Last month, the UAW in particular and Big Labor in general suffered a devastating defeat when the workers at the VW plant in Chattanooga, Tennessee voted to reject the UAW.

Big Labor has had and continues to have a lot of influence on the American political system, because of its ability to seize workers’ dues and use them to elect progressive and other leftist candidates for office. But it has seen a massive melting of its membership over the last few decades. In 1983, around 20% of all American workers were members of unions; now, only 11.3% are. And while the percentage of public sector workers currently in unions is 35.3%, in the private sector it is a meager 6.7%.

And in the UAW — the venal organization of a minority of American autoworkers — the figures are even worse: in the last three decades, it has lost 75% of its membership. (The UAW claims it has 382,500 members, but that is out of about 820,000 total American autoworkers).

The Obama administration used every trick possible to help the UAW win in Tennessee.

So for several years, the UAW has set its eyes on the South, where — thanks to the prevalence of right-to-work laws — automakers, mainly foreign ones, have opened plants. The unprincipled union has had the help of the Obama administration, which it helped elect by lavish logistical and financial support, and which in turn ripped off both taxpayers and secured investors in a cynical crony bankruptcy deal to enrich the UAW.
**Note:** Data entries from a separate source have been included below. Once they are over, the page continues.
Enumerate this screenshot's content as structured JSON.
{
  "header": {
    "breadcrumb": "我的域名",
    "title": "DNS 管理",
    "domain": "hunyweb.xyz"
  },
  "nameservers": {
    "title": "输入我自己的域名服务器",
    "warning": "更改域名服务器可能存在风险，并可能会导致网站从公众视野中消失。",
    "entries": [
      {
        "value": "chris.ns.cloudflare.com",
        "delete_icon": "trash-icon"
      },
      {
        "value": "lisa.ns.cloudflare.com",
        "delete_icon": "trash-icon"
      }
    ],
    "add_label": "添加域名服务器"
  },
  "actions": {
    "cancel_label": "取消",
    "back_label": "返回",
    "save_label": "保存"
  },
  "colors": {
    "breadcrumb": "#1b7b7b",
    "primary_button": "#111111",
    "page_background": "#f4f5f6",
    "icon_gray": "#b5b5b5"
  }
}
The Obama administration used every trick possible to help the UAW win in Tennessee. First, the president stacked the National Labor Relations Board (NLRB) with union tools by means of “recess appointments” that are probably illegal. The NLRB then allowed unions to use “card check” to win representation; that is, instead of holding a secret ballot election, the NLRB lets a union to be certified if the majority of workers sign authorization cards.

Of course, this opens the door for union coercion of workers, intimidating them into signing under the threat that if they don’t and the union gets voted in anyway, it will retaliate against them.

Some brave workers (represented by the estimable National Right to Work Legal Defense Foundation) filed allegations that they had signed under UAW deception and coercion. The Obama-controlled NLRB dismissed the charges, but the worker outrage was so great that it forced VW — which, as explained below, needed to be forced — to ask that a secret ballot election be held.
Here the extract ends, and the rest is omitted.